Yong Zhang Receives $446,664 NIH R15 Grant to Study Mechanisms of Metal-Mediated Biological Functions
Research could further knowledge of NO, O2, and HNO molecules which participate in a broad range of health-related physiological and pathological processes
Yong Zhang, professor in the Department of Chemistry and Chemical Biology, recently received a grant of $446,664 from the National Institutes of Health (NIH) for his project “Molecular Mechanisms of Metal-Mediated Biological Functions for NO, O2, and HNO."
Nitric oxide (NO) has considerable biomedical significance in cardiovascular regulation, immune response, neurotransmission, and global nitrogen cycle. Oxygen (O2) is vital for many fundamental biological functions such as bioenergy, metabolism, and redox signaling. Nitroxyl (HNO) also plays a significant role in vascular relaxation, enzyme activity regulation, and neurological function regulation.
Despite progress in studying the mechanisms of these biological functions, many important questions have yet to be answered, such as what causes one electron NO coupling in heme models activated by Lewis acids, what drives the rewiring of NO/O2-sensing functions of a heme enzyme, and what causes the formation of HNO in the clinical drug hydroxyurea via heme proteins.
Zhang aims to answer these questions by building on his long-term research on biological complexes of NO, O2, and HNO with metalloproteins and models.
“Since NO, O2, and HNO participate in a broad range of physiological and pathological processes related to health and offer promising treatments for various diseases, results here will facilitate future studies of health, diseases, and therapeutic treatments involving these important biological molecules,” said Zhang.
Zhang’s first objective is to determine one electron NO coupling mechanisms via recently reported heme models activated by Lewis acids, which differ from the conventional two-electron process by bacterial nitric oxide reductases. To provide a complete understanding of the kinetic and thermodynamic factors of this new reaction, systematic computational studies will be done to reveal the full reaction pathways for the reported heme models and explore the pathways for other biologically available structural components.

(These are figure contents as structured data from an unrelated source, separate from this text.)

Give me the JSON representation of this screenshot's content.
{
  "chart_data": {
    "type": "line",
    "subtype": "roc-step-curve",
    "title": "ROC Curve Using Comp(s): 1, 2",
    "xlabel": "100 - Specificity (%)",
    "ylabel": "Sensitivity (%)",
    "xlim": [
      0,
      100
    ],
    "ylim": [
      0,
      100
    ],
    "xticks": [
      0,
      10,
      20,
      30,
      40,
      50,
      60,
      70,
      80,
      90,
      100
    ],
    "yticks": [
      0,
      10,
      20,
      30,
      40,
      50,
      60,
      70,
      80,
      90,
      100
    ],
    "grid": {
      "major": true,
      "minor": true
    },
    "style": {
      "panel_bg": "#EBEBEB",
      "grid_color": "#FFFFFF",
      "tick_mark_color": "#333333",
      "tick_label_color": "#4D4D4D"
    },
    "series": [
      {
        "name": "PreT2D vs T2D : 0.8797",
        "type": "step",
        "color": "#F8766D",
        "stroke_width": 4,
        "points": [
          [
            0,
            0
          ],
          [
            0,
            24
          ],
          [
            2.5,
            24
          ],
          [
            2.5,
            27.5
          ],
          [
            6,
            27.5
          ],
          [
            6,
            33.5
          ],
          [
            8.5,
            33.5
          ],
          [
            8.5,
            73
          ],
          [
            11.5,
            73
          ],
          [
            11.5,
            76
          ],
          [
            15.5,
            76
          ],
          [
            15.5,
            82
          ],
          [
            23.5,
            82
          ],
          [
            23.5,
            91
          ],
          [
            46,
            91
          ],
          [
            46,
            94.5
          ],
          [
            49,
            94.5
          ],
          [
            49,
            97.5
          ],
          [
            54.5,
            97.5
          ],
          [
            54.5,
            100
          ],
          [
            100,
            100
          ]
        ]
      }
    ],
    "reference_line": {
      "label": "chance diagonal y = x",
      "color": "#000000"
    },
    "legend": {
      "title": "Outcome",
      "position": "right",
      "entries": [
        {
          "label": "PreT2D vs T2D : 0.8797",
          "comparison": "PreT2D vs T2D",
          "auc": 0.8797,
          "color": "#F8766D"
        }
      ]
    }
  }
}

Next, he will aim to determine the rewiring mechanisms of NO/O2-sensing functions of a heme enzyme. How enzymes differentiate between two important redox reagents NO and O2 despite their similarity in shape, size, and charge remain unknown, however, Zhang’s experimental collaborator has recently reversed an NO sensing heme protein to be O2 sensing via multiple mutations. Zhang will attempt to reveal specific contributions of each mutation and their combinations on geometric and electronic properties and protein environment effects. The identified correlations of structural and electronic features with sensitivity functions will help rational design to rewire redox sensing functions in future biomedical research.
Zhang’s third objective – determining HNO formation mechanisms of a clinical drug hydroxyurea via heme proteins – may be achieved by calculating the complete reaction pathways using active site models with varying size of nearby residues and full proteins, to reveal basic mechanisms and roles of active site residues and protein environments for their differential reactivities.
The reactions have been experimentally studied using different heme proteins with different reactivities. However, HNO formation mechanistic details and the origin for such reactivity differences are yet to be elucidated.
"This project will provide numerous novel results of critical structures and functional mechanisms for NO reduction via nitric oxide reductase models, rewiring NO/O2 sensing to adjust signal transduction, and HNO formation from a clinic drug hydroxyurea catalyzed by metalloproteins,” Zhang said.